Sexualidade e gênero: estudo das relações afetivas de jovens surdas de uma escola municipal de educação especial de São Paulo
Abstract
O presente trabalho investiga práticas, experiências e vivências da sexualidade de jovens surdas, usuárias da língua brasileira de sinais, a Libras. Foram realizadas observações, entrevistas e discussões com dez surdas de 12 a 17 anos, estudantes de uma escola municipal de educação especial (EMEE) de São Paulo, voltada para o atendimento de crianças, jovens e adultos/as com surdez, surdocegueira e outras deficiências associadas. Os dados foram analisados de maneira qualitativa, à luz da abordagem sociológica e dos conceitos de surdez, juventude, sexualidade e gênero. Também foram entrevistadas seis professoras, três agentes escolares e uma inspetora de alunos. O estudo investigou como se constitui a sexualidade dessas estudantes e qual o papel desempenhado pela escola e pela família nesse processo. Foi constatado que as jovens apresentam desinformação, dúvidas e mitos sexuais, alguns muito próximos da realidade de jovens, sejam surdos ou não.
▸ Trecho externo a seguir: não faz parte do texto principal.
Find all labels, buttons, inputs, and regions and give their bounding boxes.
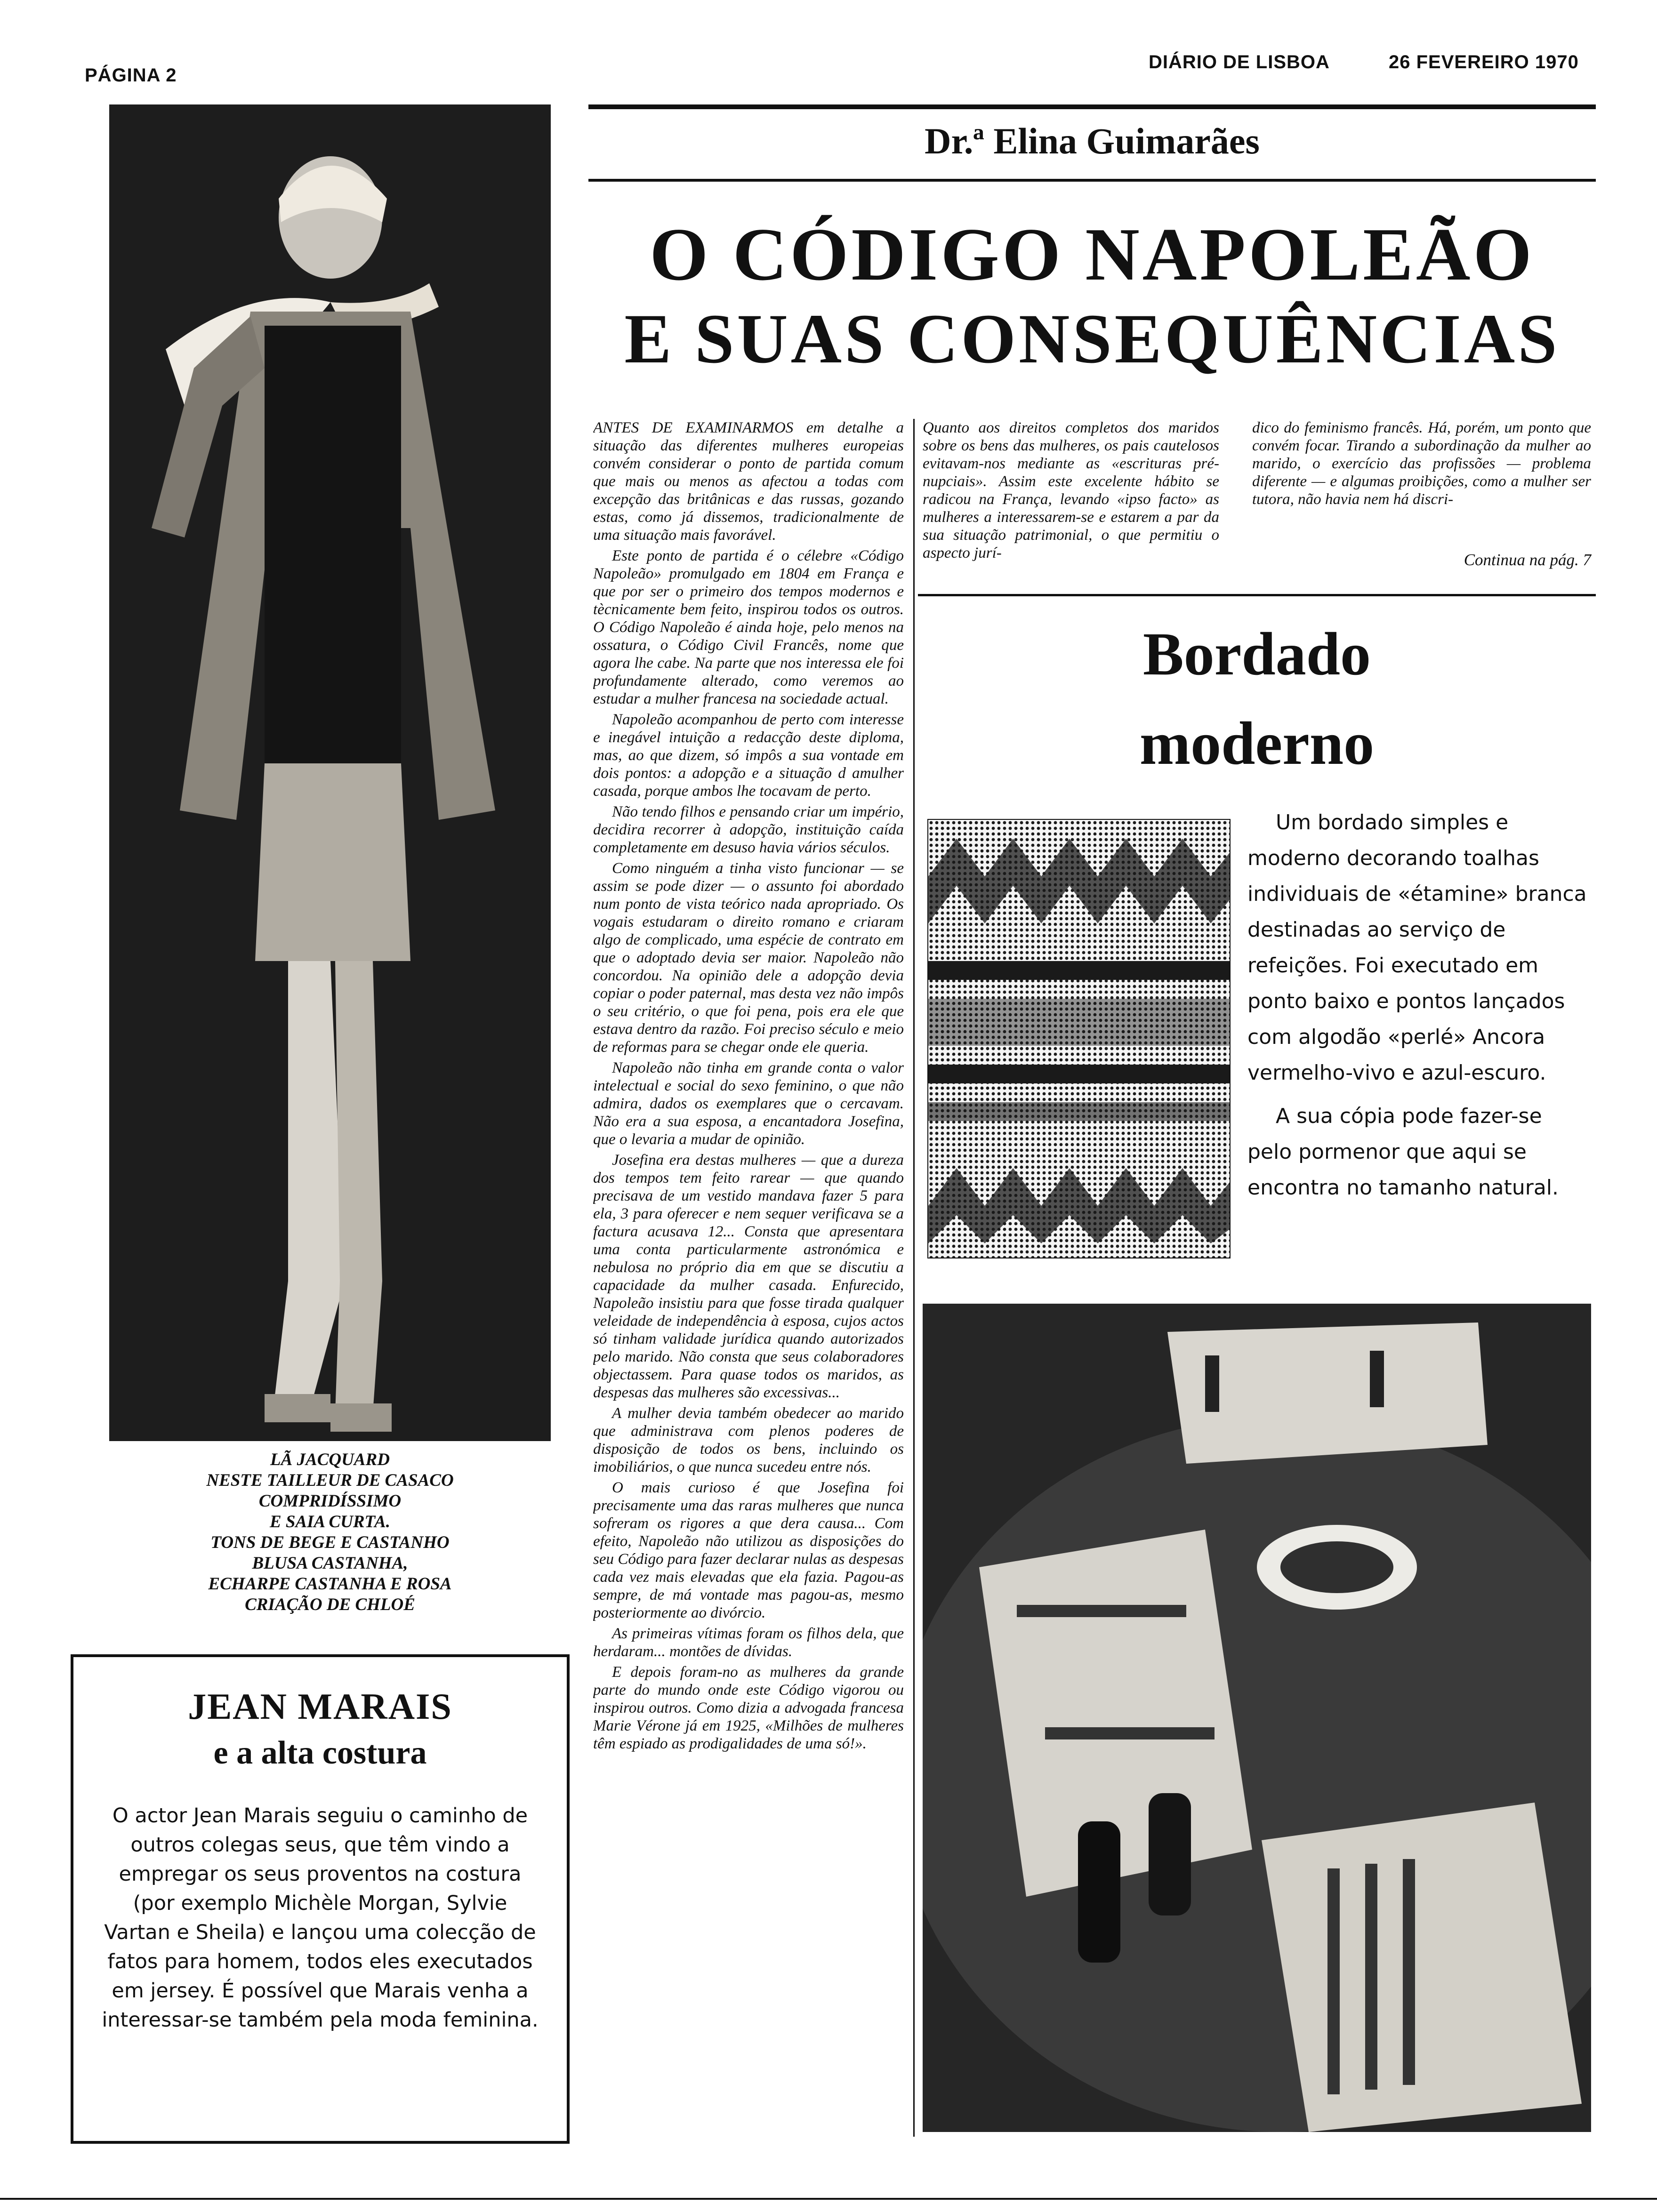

Mas elas não têm acesso às informações detalhadas relativas à prevenção das DST/AIDS e aos métodos contraceptivos, em função do desconhecimento da Libras pela maioria da população ouvinte, da falta de acesso a livros e revistas e à internet, da ausência de intérpretes de Libras e das legendas ocultas nos programas de TV. Verificou-se que, apesar da pouca fluência em Libras, as mães das jovens são consideradas por elas pessoas significativas em relação aos valores e informações ligados à sexualidade. Na escola, algumas iniciativas ressaltam os aspectos biológicos da sexualidade e não há um programa sistemático de educação sexual que contemple seus aspectos positivos para além da prevenção. Destaca-se, por fim, que a construção da sexualidade dessas jovens é marcada não só pelo controle e pela tutela do sexo feminino, presente em nossa sociedade, mas pela desigualdade social no seu cruzamento entre gênero e deficiência. As jovens percebem a falta de comunicação que as cerca, tanto decorrente da falta de traquejo com a Libras, quanto advinda do silêncio que marca a discussão sobre o sexo na família e na escola. De algum modo se dão conta e às vezes denunciam essa opressão, ainda que nem sempre localizem suas dificuldades em um quadro mais amplo, com o máximo de porosidade entre as fronteiras criadas entre as pessoas surdas e ouvintes, ou, por que não dizer, com o desmoronamento dessa demarcação.
===ABSTRACT===
This research investigates the practices and experiences of sexuality by young deaf people who use the Brazilian sign language, known as Libras. Includes observation, interviews and group discussions with ten deaf girls 12 to 17 years old, students in special education city school (EMEE) in São Paulo, specialized in serving children, youths and adults who are deaf, blind-deaf or have other related disabilities. Data was analyzed in a qualitative manner, in the light of the sociological approach and the concepts of deafness, youth, sexuality and gender. Six female teachers, three school agents and a students inspector were also interviewed. The study investigated how the sexuality of those students is formed and which is teh role played by the school and the family in this process. A finding was that these young females have misinformation, doubts and myths associated with sex, some are very close to the reality of young people, either deaf or not. But they do not have access to detailed information regarding STD/AIDS prevention and contraceptive methods, due to the fact that most of the hearing population do not know Libras, the lack of access to books and magazines and to the internet, the absence of Libras interpreters and hidden subtitles in TV programs. Despite the little fluency in Libras, the mothers of the young girls are considered by them as significant persons in the relation to the values and information associated with sexuality. In school, some initiatives emphasize the biological aspects of sexuality and there is not a systematic program on sexual education to include its positive aspects that go beyond prevention. Finally, it must be highlighted that the construction of sexuality for these girls is characterized not only by the control and custody faced by females, as usually happens in our society, but also by the social inequality in the crossroads of gender and disability. The girls perceive the lack of communication around them, both arising from the inability to use Libras and resulting from the silence which shapes the discussion about sex in the family and the school. Somehow they realize and sometimes they denounce such oppression, even if they not always see their difficulties in a broader framework, with the maximum porosity between the frontiers created among the hearing and deaf people, or, why should one not say, the crumbling of this line of demarcation.